There has so far been no independent confirmation of Ismail Jan's death.

'Precision air strike'

The Taliban claimed responsibility for the hotel attack, but Nato said it was carried out jointly with the Haqqani network.

The group has bases in the tribal region of Waziristan in Pakistan, but focuses its attacks over the border in Afghanistan.

It has been accused of carrying out a number of high-profile gun and bomb attacks in Afghanistan in recent years.

Afghan officials also say the network has close ties to Pakistani intelligence services.

A statement from the Nato-led Isaf force said Jan was suspected of providing "material support" to the hotel attackers in Kabul.

It said he had been killed in what it called a "precision air strike" in Gardez district.

"Ismail Jan was the deputy to the senior Haqqani commander inside Afghanistan, Haji Mali Khan. Jan and several Haqqani fighters were killed in the strike," the statement said.

It added that he had been tracked down after information from Afghan officials, citizens and "disenfranchised insurgents".

Ismail Jan operated in and around the Khost-Gardez pass, a rugged and heavily forested area near the Pakistan border, and was blamed for leading attacks on Nato and Afghan targets.

Securing the porous and volatile border between Pakistan and Afghanistan has presented a major challenge for security forces in both countries.

On Thursday General Aminullah Amarkhel, the border police commander for eastern Afghanistan, resigned. He said Kabul and Nato had failed to act after Pakistani rockets were fired into Afghan territory.

Last week Afghan officials accused the Pakistani army of firing hundreds of rockets over the border. Pakistan denies this but says a few stray rockets may have crossed the border as the army battled militants in the area.

The army says that in recent weeks insurgents have crossed over from Afghanistan and attacked villages in Pakistan's tribal areas.

Many of the militant groups along the frontier are closely linked.

'Lapses'

In Kabul, meanwhile, the BBC has seen photos showing at least two of the Intercontinental attackers wearing police uniforms, raising questions about whether the militants received inside help.

In other photos large amounts of rocket-propelled grenades, heavy machine guns and bullets were left behind by the dead insurgents.
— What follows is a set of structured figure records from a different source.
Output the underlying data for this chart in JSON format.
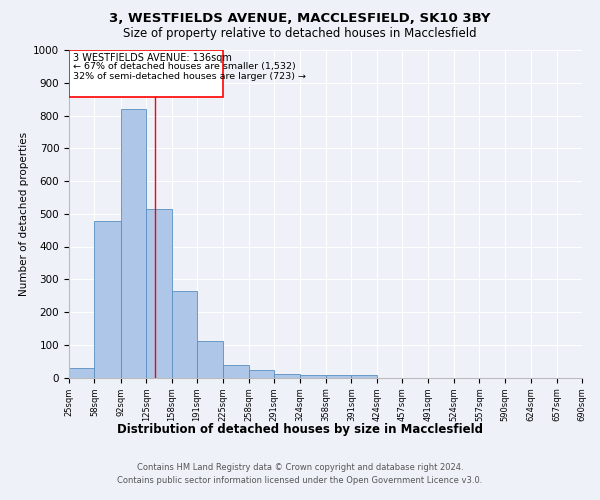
{
  "title_line1": "3, WESTFIELDS AVENUE, MACCLESFIELD, SK10 3BY",
  "title_line2": "Size of property relative to detached houses in Macclesfield",
  "xlabel": "Distribution of detached houses by size in Macclesfield",
  "ylabel": "Number of detached properties",
  "footer_line1": "Contains HM Land Registry data © Crown copyright and database right 2024.",
  "footer_line2": "Contains public sector information licensed under the Open Government Licence v3.0.",
  "annotation_line1": "3 WESTFIELDS AVENUE: 136sqm",
  "annotation_line2": "← 67% of detached houses are smaller (1,532)",
  "annotation_line3": "32% of semi-detached houses are larger (723) →",
  "bar_color": "#aec6e8",
  "bar_edge_color": "#5a8fc0",
  "red_line_x": 136,
  "bin_edges": [
    25,
    58,
    92,
    125,
    158,
    191,
    225,
    258,
    291,
    324,
    358,
    391,
    424,
    457,
    491,
    524,
    557,
    590,
    624,
    657,
    690
  ],
  "bar_heights": [
    30,
    478,
    820,
    515,
    265,
    112,
    38,
    22,
    12,
    8,
    7,
    8,
    0,
    0,
    0,
    0,
    0,
    0,
    0,
    0
  ],
  "ylim": [
    0,
    1000
  ],
  "yticks": [
    0,
    100,
    200,
    300,
    400,
    500,
    600,
    700,
    800,
    900,
    1000
  ],
  "background_color": "#eef2f8",
  "plot_background": "#eef2f8",
  "grid_color": "#ffffff"
}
Investigators want to know how they got their weapons inside the hotel.

Previous attacks in Kabul and elsewhere have led intelligence officials to conclude that the Haqqani network has penetrated Afghan security at the highest level.

The BBC's Bilal Sarwary in Kabul says several police officials are now being questioned over what many see as glaring security lapses at one of the capital's apparently most secure locations.

Afghan forces are also accused of being slow to arrive on the scene once Tuesday night's attack had started.

Nato air support had to be called in before calm was finally restored.

Correspondents say the Intercontinental, which is not part of the international hotel chain of the same name, is one of Kabul's most heavily guarded hotels.

But a security ministry official told the BBC that the militants could have exploited a loophole in security caused by renovation work.

Kabul - the scene of many attacks over recent years - has been relatively stable so far this year, although violence has increased across the country since the killing of Osama Bin Laden in Pakistan on 2 May, and the start of the Taliban's "spring offensive".

In January 2008, militants stormed the capital's most popular luxury hotel, the Serena, and killed eight people, including an American, a Norwegian and a woman from the Philippines.